The designated government entity will provide the notices it receives to the U.S. Secret Service, the Federal Bureau of Investigation, the Federal Trade Commission, the attorney general of each state where affected individuals reside and the U.S. Postal Inspection Service if the breach involves mail fraud.
If a company can reasonably conclude that there is no risk of identity theft, fraud or other unlawful conduct as a result of the breach, it would be exempt from the bill’s notification requirements. Under the bill, there is a presumption of no reasonable risk of identity theft or fraud if the data is rendered “unusable, unreadable, or indecipherable through a security technology or methodology” that is generally accepted by information security experts. The National Institute of Standards and Technology (NIST) is charged with identifying adequate security technologies and methodologies. Overall, as this risk-of-harm exemption is not currently available under all state laws, it represents a more business-friendly change and limits the risk of over-notification to consumers.

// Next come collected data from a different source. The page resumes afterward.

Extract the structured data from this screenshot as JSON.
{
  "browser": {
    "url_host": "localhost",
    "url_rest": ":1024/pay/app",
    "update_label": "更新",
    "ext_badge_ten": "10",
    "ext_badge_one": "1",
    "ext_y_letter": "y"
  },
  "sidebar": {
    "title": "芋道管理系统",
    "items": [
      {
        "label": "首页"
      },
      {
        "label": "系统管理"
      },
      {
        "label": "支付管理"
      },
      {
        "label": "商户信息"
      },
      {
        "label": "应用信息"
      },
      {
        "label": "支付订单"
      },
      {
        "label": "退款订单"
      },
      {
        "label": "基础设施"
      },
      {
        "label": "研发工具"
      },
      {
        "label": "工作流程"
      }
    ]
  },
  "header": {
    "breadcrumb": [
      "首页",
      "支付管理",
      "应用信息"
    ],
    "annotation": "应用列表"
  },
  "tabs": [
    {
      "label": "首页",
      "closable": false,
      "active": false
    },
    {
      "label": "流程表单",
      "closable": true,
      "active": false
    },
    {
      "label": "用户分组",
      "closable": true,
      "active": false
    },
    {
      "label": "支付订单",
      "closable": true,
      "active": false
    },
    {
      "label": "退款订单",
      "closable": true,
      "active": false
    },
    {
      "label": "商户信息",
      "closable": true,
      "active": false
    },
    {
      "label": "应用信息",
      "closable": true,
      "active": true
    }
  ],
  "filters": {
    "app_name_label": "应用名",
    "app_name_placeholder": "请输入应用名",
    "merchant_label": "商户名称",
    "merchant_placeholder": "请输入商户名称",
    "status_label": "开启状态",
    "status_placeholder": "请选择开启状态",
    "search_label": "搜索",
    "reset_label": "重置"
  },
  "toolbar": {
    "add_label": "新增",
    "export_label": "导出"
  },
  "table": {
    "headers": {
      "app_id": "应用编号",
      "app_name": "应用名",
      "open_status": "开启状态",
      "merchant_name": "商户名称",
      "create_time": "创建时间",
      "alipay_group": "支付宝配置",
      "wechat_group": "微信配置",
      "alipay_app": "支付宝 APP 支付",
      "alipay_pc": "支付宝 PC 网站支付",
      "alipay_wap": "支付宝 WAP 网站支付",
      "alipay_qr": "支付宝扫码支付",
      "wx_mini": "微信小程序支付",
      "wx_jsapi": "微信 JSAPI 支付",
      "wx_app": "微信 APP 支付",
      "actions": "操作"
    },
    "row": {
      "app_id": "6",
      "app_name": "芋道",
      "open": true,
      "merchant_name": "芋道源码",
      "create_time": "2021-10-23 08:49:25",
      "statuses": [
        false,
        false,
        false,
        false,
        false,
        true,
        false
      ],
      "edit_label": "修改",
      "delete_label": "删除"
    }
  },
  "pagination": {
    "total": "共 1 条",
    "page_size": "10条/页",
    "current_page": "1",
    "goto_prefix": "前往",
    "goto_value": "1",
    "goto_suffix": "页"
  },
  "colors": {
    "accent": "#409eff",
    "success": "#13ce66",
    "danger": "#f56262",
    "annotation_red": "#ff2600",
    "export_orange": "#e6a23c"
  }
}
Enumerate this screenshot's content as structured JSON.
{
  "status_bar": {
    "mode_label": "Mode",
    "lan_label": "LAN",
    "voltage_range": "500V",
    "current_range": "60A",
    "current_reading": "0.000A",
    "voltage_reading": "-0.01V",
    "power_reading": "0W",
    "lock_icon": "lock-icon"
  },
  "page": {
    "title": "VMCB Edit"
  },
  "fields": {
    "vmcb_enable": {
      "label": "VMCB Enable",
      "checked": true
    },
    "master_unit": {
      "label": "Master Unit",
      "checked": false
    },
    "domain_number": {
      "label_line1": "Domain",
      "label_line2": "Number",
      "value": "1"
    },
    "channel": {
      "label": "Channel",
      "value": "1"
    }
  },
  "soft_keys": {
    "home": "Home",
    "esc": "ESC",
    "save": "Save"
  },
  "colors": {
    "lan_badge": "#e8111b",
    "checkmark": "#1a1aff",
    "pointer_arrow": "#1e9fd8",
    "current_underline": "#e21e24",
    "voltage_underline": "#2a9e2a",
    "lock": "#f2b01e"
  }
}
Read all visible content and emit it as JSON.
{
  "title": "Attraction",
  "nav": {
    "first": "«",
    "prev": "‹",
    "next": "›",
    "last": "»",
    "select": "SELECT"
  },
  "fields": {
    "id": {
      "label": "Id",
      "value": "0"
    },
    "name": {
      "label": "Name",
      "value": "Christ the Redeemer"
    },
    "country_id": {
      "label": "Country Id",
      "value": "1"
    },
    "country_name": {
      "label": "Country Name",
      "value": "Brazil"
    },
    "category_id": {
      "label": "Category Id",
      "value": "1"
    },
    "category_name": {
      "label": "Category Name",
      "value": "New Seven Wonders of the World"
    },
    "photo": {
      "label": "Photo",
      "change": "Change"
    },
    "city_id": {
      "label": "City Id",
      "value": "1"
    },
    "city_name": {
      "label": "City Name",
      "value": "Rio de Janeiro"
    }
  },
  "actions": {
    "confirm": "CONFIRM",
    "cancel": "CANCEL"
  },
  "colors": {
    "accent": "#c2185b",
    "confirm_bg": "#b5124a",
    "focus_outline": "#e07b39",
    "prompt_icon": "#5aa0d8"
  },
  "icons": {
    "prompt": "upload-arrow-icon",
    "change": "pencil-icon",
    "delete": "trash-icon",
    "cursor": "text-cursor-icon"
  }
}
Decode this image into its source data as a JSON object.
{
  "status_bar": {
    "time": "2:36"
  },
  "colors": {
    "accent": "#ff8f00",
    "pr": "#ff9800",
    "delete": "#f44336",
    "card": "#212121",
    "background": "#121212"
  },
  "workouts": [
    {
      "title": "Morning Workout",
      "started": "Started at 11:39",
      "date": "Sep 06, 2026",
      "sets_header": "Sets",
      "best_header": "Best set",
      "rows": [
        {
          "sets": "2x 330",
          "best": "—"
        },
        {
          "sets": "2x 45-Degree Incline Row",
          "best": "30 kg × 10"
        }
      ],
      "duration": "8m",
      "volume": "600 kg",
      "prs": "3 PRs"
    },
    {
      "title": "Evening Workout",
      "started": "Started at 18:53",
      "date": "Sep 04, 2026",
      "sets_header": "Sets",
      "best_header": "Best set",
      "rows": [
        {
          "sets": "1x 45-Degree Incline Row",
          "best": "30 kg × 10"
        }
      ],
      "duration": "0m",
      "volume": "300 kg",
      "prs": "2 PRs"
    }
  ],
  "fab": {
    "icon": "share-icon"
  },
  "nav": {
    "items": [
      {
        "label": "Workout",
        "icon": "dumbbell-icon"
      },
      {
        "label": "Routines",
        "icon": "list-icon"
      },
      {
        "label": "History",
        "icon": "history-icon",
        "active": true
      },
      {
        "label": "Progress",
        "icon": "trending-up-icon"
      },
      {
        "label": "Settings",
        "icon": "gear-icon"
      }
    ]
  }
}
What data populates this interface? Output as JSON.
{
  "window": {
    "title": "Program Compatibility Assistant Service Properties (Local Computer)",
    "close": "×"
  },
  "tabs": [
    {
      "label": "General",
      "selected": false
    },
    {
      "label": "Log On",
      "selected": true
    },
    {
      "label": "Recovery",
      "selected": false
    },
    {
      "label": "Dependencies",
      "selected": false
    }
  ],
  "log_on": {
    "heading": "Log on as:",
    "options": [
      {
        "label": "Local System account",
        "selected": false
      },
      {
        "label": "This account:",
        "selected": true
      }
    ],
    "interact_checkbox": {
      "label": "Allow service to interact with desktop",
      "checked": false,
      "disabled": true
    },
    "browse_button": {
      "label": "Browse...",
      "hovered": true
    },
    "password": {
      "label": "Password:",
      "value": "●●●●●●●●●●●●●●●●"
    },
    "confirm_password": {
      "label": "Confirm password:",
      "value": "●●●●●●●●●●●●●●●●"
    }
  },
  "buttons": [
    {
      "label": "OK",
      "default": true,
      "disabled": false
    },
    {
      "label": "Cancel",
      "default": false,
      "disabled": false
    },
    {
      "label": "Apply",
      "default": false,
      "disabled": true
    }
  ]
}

Additionally, the bill imposes significant penalties of fines and up to five years in prison on executives of companies that “intentionally and willfully” conceal and fail to report a data breach. This comes in the wake of highly publicized data breaches that saw companies delay notifying consumers that their personal and financial information had been compromised. States’ attorneys general also have the right to bring a civil action on behalf of their residents to obtain civil monetary penalties of up to $11,000 per day for each day that the company is noncompliant.
The bill also would require companies to develop procedures to assess “reasonably foreseeable” system vulnerabilities and methods for disposing of data that is no longer being used through destruction or rendering it unreadable. The FTC would establish these new security standards and provide incentives to companies that implement technology that would render consumer data “unusable or unreadable if stolen during a breach.”